Présenté en Compétition dans la Sélection Officielle, Les Nuits de Mashhad, le nouveau long métrage du cinéaste Ali Abbasi, était attendu sur la Croisette, notamment après Border, qui avait constitué l’une des révélations de la section Un Certain Regard en 2018. Autant le dire tout de suite : le film est loin d’être une réussite, diffusant même une gêne persistante…
Inspiré d’un fait divers survenu entre 2001 et 2002 en Iran, Les Nuits de Mashhad met en scène une journaliste de Téhéran plongeant dans les faubourgs les plus mal famés de la ville sainte de Mashhad pour enquêter sur une série de féminicides.

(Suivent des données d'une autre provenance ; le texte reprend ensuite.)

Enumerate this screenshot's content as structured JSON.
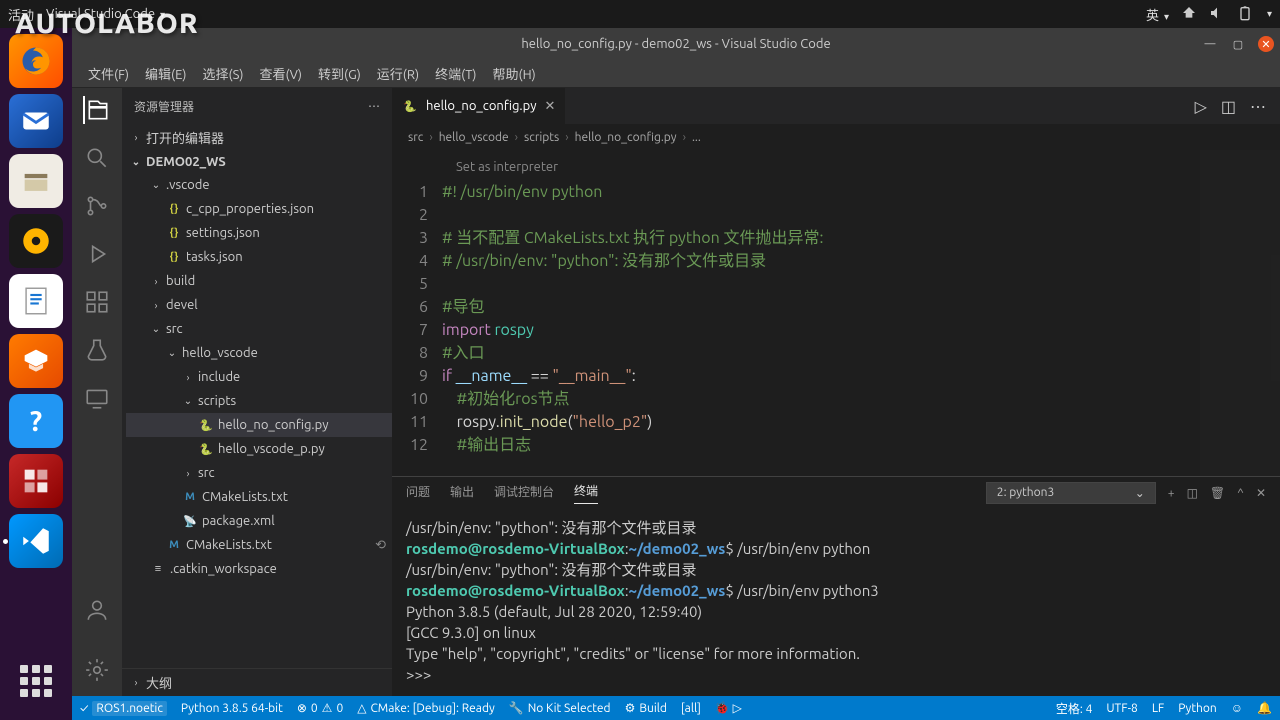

Assez vite, elle va s’apercevoir que les autorités locales ne sont pas pressées de voir l’affaire résolue. Ces crimes seraient l’oeuvre d’un seul homme, qui prétend purifier la ville de ses péchés, en s’attaquant la nuit aux prostituées.
Cette ouverture sera à l’image de l’ensemble du film qui entend bien constamment « passer en force », afficher ses effets et bien faire comprendre aux spectateurs la pesanteur et le tragique de tout ce qu’il va voir à l’écran.
Dès les premières scènes, le ton est donné : plans sur une moto qui roule dans les ruelles la nuit à la recherche de proies, plan général sur la ville éclairée en hauteur, à la manière de Zodiac de David Fincher (une référence qui a légitimement sauté aux yeux de nombreux festivaliers), musique assourdissante et envahissante à l’américaine et incrustation du titre. Cette ouverture sera à l’image de l’ensemble du film qui entend bien constamment « passer en force », afficher ses effets et bien faire comprendre aux spectateurs la pesanteur et le tragique de tout ce qu’il va voir à l’écran.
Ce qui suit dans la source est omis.